If you’re looking for a South African comedy, in English with sprinklings of Zulu, about feuding neighbors whose hostilities escalate when their children fall in love you could do worse that “Meet the Khumalos.”
It’s so generic and derivative of so many movies from so many cultures that South African quiblers who complain about its similarity to an Indian South African comedy (“Keeping up with the Khandasamys”) should sample Hollywood’s “Meet the Parents” and any of the comedies imitating it, or which that Hollywood franchise borrowed from — movies spanning the screen comedy globe.
But while the joke-writing is tepid and the situations less than wholly original, “Khumalos” is the very meaning of the phrase Around the World with Netflix. It’s a genial, colorful dip into another culture in rom-com form.
Set and filmed in and around an upscale “estate” in Durban, it’s about an affluent family, the Khumalos, and how they react when their new neighbors are “moving on up” strivers who earned their way out of KwaMashu Township to more luxurious digs.
Husband Vusi (Bonga Dlamini) and his “traditional” mother Mavis (Connie Chiume) roll with it. But the preening, stylish Grace (Khanyi Mbau) is beside herself. A professional woman so overly coiffed and made up and pale that her mother-in-law refers to her as “that white woman,” Grace isn’t having this riffraff next door.
“They’re not RIGHT for the neighborhood,” she huffs. “Standards must be upheld!”
It turns out that self-made township tour entrepreneur Bongi Sithole (Ayanda Borotho) has “history” with the woman she calls “Gracious,” her old township name, when she isn’t calling her “witch” and “Satan.”
It also turns out that Bongi’s traditional, educated and socially conscious teen daughter Sphe (Khosi Ngema) has history with Grace’s college-bound son, Sizwe (Jesse Suntele), and not just from high school debate competitions.

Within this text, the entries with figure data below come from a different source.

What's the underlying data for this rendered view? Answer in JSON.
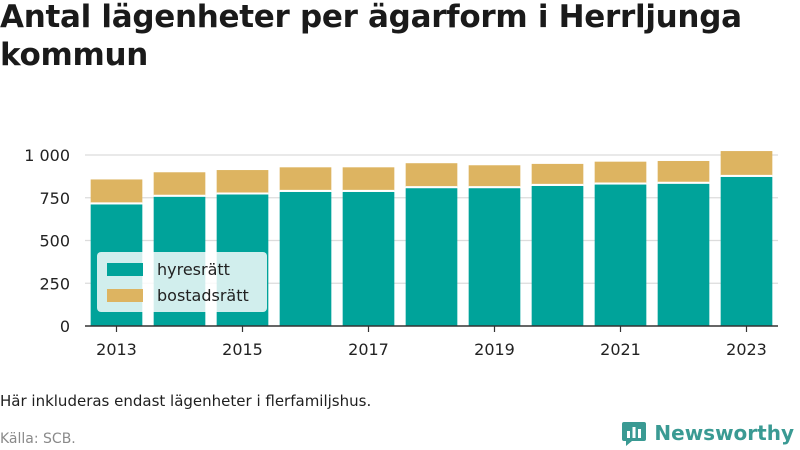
{
  "title": "Antal lägenheter per ägarform i Herrljunga kommun",
  "note": "Här inkluderas endast lägenheter i flerfamiljshus.",
  "source": "Källa: SCB.",
  "brand": {
    "name": "Newsworthy",
    "icon": "newsworthy-logo-icon"
  },
  "colors": {
    "hyresratt": "#00a39a",
    "bostadsratt": "#ddb461",
    "grid": "#dcdcdc",
    "axis": "#333333"
  },
  "legend": {
    "items": [
      {
        "label": "hyresrätt",
        "color": "#00a39a"
      },
      {
        "label": "bostadsrätt",
        "color": "#ddb461"
      }
    ]
  },
  "chart_data": {
    "type": "bar",
    "stacked": true,
    "title": "Antal lägenheter per ägarform i Herrljunga kommun",
    "x": [
      2013,
      2014,
      2015,
      2016,
      2017,
      2018,
      2019,
      2020,
      2021,
      2022,
      2023
    ],
    "x_tick_labels": [
      "2013",
      "2015",
      "2017",
      "2019",
      "2021",
      "2023"
    ],
    "y_tick_labels": [
      "0",
      "250",
      "500",
      "750",
      "1 000"
    ],
    "y_ticks": [
      0,
      250,
      500,
      750,
      1000
    ],
    "ylim": [
      0,
      1000
    ],
    "grid": true,
    "legend_position": "bottom-left",
    "series": [
      {
        "name": "hyresrätt",
        "values": [
          717,
          762,
          775,
          790,
          790,
          812,
          812,
          825,
          833,
          838,
          878
        ]
      },
      {
        "name": "bostadsrätt",
        "values": [
          140,
          137,
          137,
          138,
          138,
          140,
          128,
          123,
          128,
          127,
          145
        ]
      }
    ]
  }
}
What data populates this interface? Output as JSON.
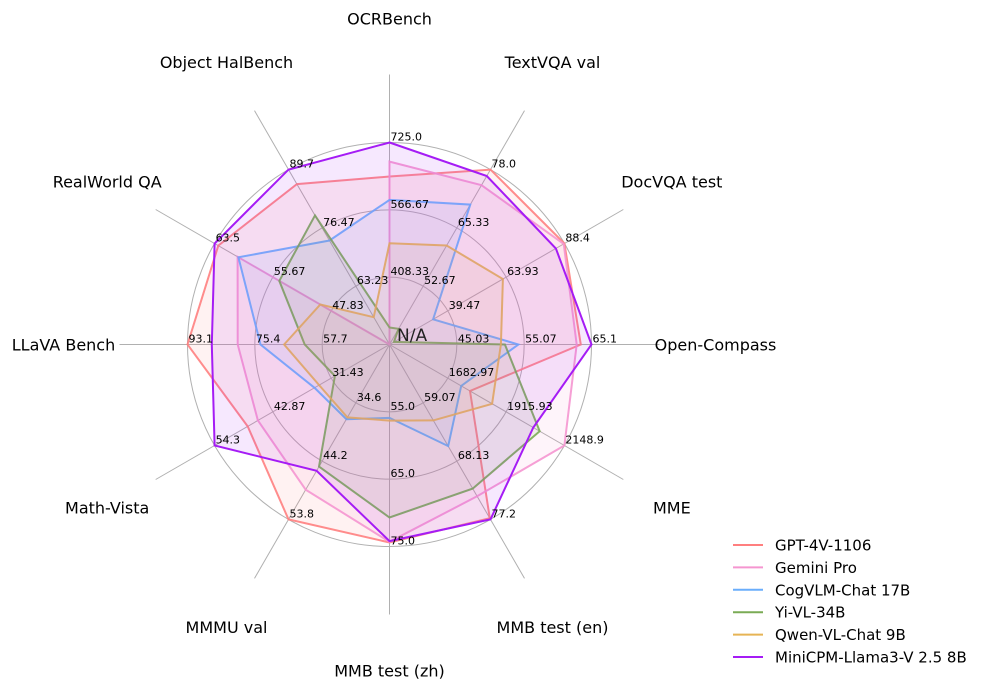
{
  "chart_data": {
    "type": "radar",
    "grid": true,
    "legend_position": "bottom-right",
    "axes": [
      {
        "name": "OCRBench",
        "range": [
          250,
          725
        ],
        "tick_labels": [
          "408.33",
          "566.67",
          "725.0"
        ]
      },
      {
        "name": "TextVQA val",
        "range": [
          40,
          78
        ],
        "tick_labels": [
          "52.67",
          "65.33",
          "78.0"
        ]
      },
      {
        "name": "DocVQA test",
        "range": [
          15,
          88.4
        ],
        "tick_labels": [
          "39.47",
          "63.93",
          "88.4"
        ]
      },
      {
        "name": "Open-Compass",
        "range": [
          35,
          65.1
        ],
        "tick_labels": [
          "45.03",
          "55.07",
          "65.1"
        ]
      },
      {
        "name": "MME",
        "range": [
          1450,
          2148.9
        ],
        "tick_labels": [
          "1682.97",
          "1915.93",
          "2148.9"
        ]
      },
      {
        "name": "MMB test (en)",
        "range": [
          50,
          77.2
        ],
        "tick_labels": [
          "59.07",
          "68.13",
          "77.2"
        ]
      },
      {
        "name": "MMB test (zh)",
        "range": [
          45,
          75
        ],
        "tick_labels": [
          "55.0",
          "65.0",
          "75.0"
        ]
      },
      {
        "name": "MMMU val",
        "range": [
          25,
          53.8
        ],
        "tick_labels": [
          "34.6",
          "44.2",
          "53.8"
        ]
      },
      {
        "name": "Math-Vista",
        "range": [
          20,
          54.3
        ],
        "tick_labels": [
          "31.43",
          "42.87",
          "54.3"
        ]
      },
      {
        "name": "LLaVA Bench",
        "range": [
          40,
          93.1
        ],
        "tick_labels": [
          "57.7",
          "75.4",
          "93.1"
        ]
      },
      {
        "name": "RealWorld QA",
        "range": [
          40,
          63.5
        ],
        "tick_labels": [
          "47.83",
          "55.67",
          "63.5"
        ]
      },
      {
        "name": "Object HalBench",
        "range": [
          50,
          89.7
        ],
        "tick_labels": [
          "63.23",
          "76.47",
          "89.7"
        ]
      }
    ],
    "annotation": "N/A",
    "series": [
      {
        "name": "GPT-4V-1106",
        "color": "#ff7f7f",
        "values": [
          645,
          78.0,
          88.4,
          63.5,
          1771.5,
          77.0,
          74.4,
          53.8,
          47.8,
          93.1,
          63.0,
          86.4
        ]
      },
      {
        "name": "Gemini Pro",
        "color": "#f596d0",
        "values": [
          680,
          74.6,
          88.1,
          62.9,
          2148.9,
          73.6,
          74.3,
          48.9,
          45.8,
          79.9,
          60.4,
          50
        ]
      },
      {
        "name": "CogVLM-Chat 17B",
        "color": "#6aaefc",
        "values": [
          590,
          70.4,
          33.3,
          54.2,
          1736.6,
          65.8,
          55.9,
          37.3,
          34.7,
          73.9,
          60.3,
          73.6
        ]
      },
      {
        "name": "Yi-VL-34B",
        "color": "#7aab55",
        "values": [
          290,
          43.4,
          16.9,
          52.2,
          2050.2,
          72.4,
          70.7,
          45.1,
          30.7,
          62.3,
          54.8,
          79.3
        ]
      },
      {
        "name": "Qwen-VL-Chat 9B",
        "color": "#e6b455",
        "values": [
          488,
          61.5,
          62.6,
          51.6,
          1860.0,
          61.8,
          56.3,
          37.0,
          33.8,
          67.7,
          49.3,
          56.2
        ]
      },
      {
        "name": "MiniCPM-Llama3-V 2.5 8B",
        "color": "#a51cf5",
        "values": [
          725,
          76.6,
          84.8,
          65.1,
          2024.6,
          77.2,
          74.2,
          45.8,
          54.3,
          86.7,
          63.5,
          89.7
        ]
      }
    ]
  }
}
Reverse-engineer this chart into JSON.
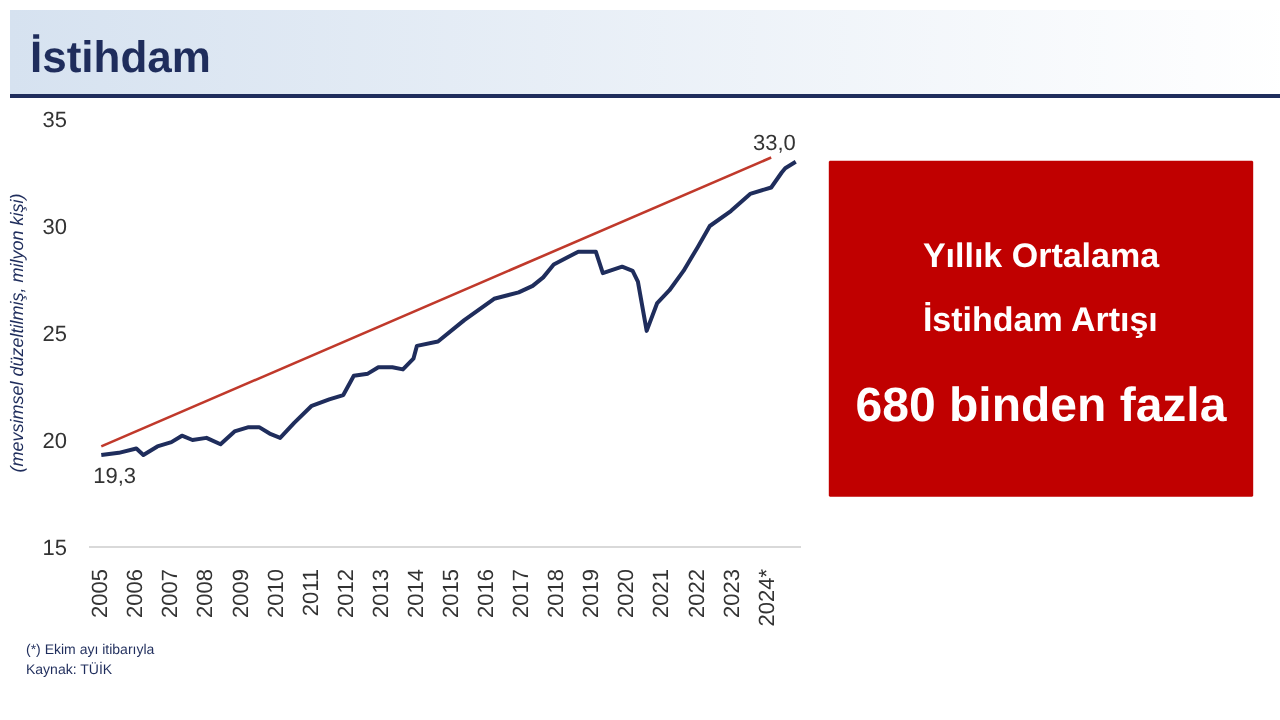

They’re in love.
That brings the two feuding mothers into a conspiracy to break them up — sabotaging a camping trip the kids are sneaking off for in a campground where the lions may or may not “sleep tonight,” trying to send him abroad to study in Ireland and bringing back old flames to tempt them out of this Montague and Capulet calamity they’re considering.
It’s all standard rom-com stuff — stalking parents, bickering moms, dads who bond over beer and the mountains of meat that Bongi’s Desmond (Siyabonga Melongisi Shibe) lures Vusi back to eating, which Grace doesn’t allow.
The mother-in-law has a side-hustle, her “traditional” beauty treatment that she’d love to market as “Mavis’s Miracle Mud.”
And the young folks mix it up with a goofy childhood beau who became a wannabe rapper and the church-obsessed bombshell Charlotte (Nandipa Khubone) who’d be more than happy to take Sizwe off Sphe’s hands.
The local color spices up the path to “True Love Will Find a Way.” The “history” the two women have is dusted with tragedy, the remnants of South Africa’s racist Apartheid past. And the urgency Bongi feels about preserving Sphe’s “virtue” is tied to her upcoming Umemulo ceremony. That’s beautifully and movingly acted-out in the third act.
With material this over-familiar, the best one could hope for is witty dialogue (not really), a sprinkling of physical comedy and pratfalls that pay off (sure) and an upbeat ending.
It’s the sampling of the culture — no novelty for South African audiences, but a revelation to international viewers — that makes this mixed-bag of a rom-com worth your time and the “Khumalos” worth meeting.
Rating: TV-14, sexual material
Cast: Ayanda Borotho, Khanyi Mbau, Khosi Ngema, Jesse Suntele, Siyabonga Melongisi Shibe,
Bonga Dlami, Connie Chiume and Nandipa Khubone
Credits: Directed by Jayen Moodley, scripted by Gillian Breslin and Wendy Gumede. A Netflix release.